Working professionals, too, have reported that social distancing is making it harder to connect creatively and be productive at work. Voice calls and video calls were found to be superior to emails or text-based messaging apps, because they are less impersonal and better mimic in-person interactions. 

One Italian study described the impact well — "As a result of COVID-19 worldwide pandemic, many people have been sucked into the bottom layers of the pyramid [of emotional needs]", the authors wrote.

They're talking about Maslow's hierarchy of social needs, and the bottom two layers deal with needs related to keeping us alive. Food, water, safety, security, shelter — yes, Maslow observed, of course those form the foundation, without which there wouldn't be anything else. The higher levels, which deal with friendship, social connection, love, feeling accomplished, and feeling you have a purpose, need to be met for a person to feel true happiness, however. 

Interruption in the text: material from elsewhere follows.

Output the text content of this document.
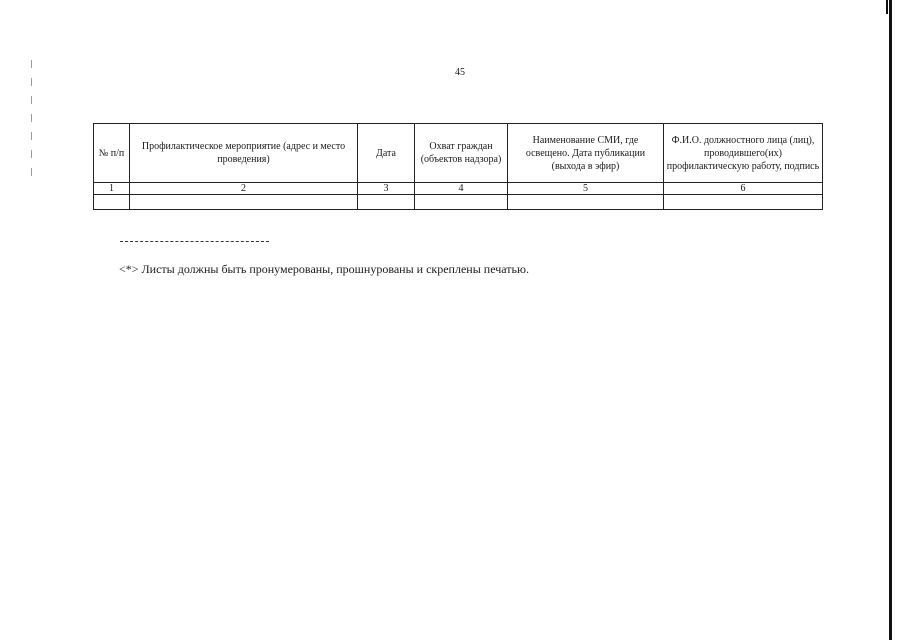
45
№ п/п	Профилактическое мероприятие (адрес и место проведения)	Дата	Охват граждан (объектов надзора)	Наименование СМИ, где освещено. Дата публикации (выхода в эфир)	Ф.И.О. должностного лица (лиц), проводившего(их) профилактическую работу, подпись
1	2	3	4	5	6

<*> Листы должны быть пронумерованы, прошнурованы и скреплены печатью.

Has COVID-19 and the social distancing that came with it robbed us of this chance?

Though research notes that loneliness greatly increases the risk of other things you don't want, like depression, anxiety, reduced functioning, and even less "brain power", it's important to remember that being physically isolated doesn't also have to necessarily mean being emotionally isolated. 

Here, we can learn from Jane, my autistic friend. "Neurotypicals always seemed to think I was lonely and isolated," she said, referring to life pre-COVID. "But I wasn't, and I am not! Without people's physical presence, and all the noises and lights going to places brings, I can concentrate on their ideas and their thoughts, and that's when I feel closest to people, and happiest."

Jane knows that a computer screen can very much be a bridge, rather than a barrier, to true human connection. If only the rest of us could catch up!